But peanut butter can be really high in calories and saturated fat, so choose your brand carefully and watch your portion sizes.
Horror: One tablespoon of Tesco smooth peanut butter, 95 calories and 7.8g fat, 1.1g of which are saturates.
Heaven: One tablespoon of Meridian smooth peanut butter, 89 calories and 6.9g fat, 1.1g of which are saturates. Ok, so that’s not much different to the Tesco one above, as peanut butters have raised their game health-wise in recent years. So it’s all about your portion size, and not spooning it into your mouth straight from the jar.
Back in 2014, Lucozade got in trouble for claiming that Lucozade Sport hydrates and fuels you ‘better than water’ when…well, it doesn’t. Their adverts were pulled and it made the Natural Hydration Council angry.
Lucozade reckons what they meant was that sports drinks can contribute to ‘the maintenance of endurance performance during prolonged endurance exercise’, which is a lot less catchy.

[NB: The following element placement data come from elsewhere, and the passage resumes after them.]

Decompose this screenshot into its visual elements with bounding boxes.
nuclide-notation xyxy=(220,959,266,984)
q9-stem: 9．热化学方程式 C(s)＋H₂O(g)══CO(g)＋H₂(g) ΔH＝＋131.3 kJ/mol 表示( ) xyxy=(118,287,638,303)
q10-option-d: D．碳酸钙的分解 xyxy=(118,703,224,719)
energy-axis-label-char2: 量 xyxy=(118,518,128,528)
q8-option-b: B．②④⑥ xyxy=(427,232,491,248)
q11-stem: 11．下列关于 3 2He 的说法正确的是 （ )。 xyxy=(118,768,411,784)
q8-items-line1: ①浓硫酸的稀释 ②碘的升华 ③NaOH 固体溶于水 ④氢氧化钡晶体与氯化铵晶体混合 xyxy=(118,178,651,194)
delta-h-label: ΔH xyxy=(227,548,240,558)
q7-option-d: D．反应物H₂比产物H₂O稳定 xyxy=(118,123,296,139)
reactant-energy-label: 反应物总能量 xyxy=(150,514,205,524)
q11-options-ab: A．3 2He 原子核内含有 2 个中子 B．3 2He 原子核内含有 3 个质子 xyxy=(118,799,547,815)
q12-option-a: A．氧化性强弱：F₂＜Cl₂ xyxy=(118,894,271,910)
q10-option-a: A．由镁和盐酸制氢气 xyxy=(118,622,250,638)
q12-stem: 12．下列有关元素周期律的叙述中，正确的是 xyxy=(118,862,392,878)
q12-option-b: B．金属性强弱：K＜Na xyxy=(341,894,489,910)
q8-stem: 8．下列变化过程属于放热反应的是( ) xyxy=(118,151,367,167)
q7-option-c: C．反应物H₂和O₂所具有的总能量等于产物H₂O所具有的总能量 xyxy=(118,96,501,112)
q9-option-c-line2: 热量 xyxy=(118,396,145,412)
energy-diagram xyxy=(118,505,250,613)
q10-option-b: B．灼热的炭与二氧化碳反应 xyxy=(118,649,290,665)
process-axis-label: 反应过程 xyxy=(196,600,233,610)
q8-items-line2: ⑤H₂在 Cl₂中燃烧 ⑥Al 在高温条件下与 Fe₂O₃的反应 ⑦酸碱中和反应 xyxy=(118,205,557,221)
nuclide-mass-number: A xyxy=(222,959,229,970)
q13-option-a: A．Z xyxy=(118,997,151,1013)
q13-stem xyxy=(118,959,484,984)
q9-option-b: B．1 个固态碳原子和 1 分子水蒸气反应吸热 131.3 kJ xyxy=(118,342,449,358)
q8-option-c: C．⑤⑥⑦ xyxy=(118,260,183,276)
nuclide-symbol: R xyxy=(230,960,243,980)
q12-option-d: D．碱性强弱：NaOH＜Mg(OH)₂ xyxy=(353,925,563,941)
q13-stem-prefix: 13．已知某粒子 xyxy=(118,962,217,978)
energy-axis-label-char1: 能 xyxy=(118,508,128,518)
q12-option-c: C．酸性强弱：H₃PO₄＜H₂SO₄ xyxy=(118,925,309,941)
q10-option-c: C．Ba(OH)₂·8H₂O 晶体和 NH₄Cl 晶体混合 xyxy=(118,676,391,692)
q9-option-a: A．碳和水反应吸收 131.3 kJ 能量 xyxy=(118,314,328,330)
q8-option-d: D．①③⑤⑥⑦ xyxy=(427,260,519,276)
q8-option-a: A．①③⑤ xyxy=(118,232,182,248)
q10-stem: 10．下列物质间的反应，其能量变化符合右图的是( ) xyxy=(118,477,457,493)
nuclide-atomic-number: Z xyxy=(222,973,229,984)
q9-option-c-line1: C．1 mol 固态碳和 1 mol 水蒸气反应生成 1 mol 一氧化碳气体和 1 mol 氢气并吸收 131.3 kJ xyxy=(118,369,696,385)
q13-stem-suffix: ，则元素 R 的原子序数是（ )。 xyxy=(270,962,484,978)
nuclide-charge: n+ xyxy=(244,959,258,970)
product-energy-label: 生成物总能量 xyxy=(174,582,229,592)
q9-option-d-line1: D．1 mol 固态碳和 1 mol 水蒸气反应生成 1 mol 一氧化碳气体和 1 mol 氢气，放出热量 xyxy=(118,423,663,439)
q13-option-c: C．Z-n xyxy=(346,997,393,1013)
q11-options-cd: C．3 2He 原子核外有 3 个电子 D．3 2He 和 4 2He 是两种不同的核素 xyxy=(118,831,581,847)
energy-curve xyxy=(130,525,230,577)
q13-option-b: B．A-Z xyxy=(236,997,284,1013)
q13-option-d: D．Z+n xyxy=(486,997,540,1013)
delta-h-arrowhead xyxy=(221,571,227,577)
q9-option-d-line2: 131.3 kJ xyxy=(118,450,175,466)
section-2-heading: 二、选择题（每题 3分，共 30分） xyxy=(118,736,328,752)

In short, save yourself 140 calories and sip on some water, unless you’re doing a marathon.
Horror: One bottle of orange Lucozade Sport, 140 calories
Heaven: Water. Lovely, lovely water.
Avocado rightly deserves its reputation as a superfood as it’s high in monounsaturated fats (that’s the good kind) and a great source of vitamin E, which strengthens the immune system and helps to keep your skin and eyes healthy.
But it’s also relatively high in calories, with a whole one coming in at around 300 calories depending on the size. That’s not to say that you shouldn’t eat avocado, but just be aware of how much you’re slathering on your avo toast.
Sort-of-Horror: An average whole avocado, 300 calories.
Heaven: Bulk out your guacamole with things like red onion, tomato and spinach.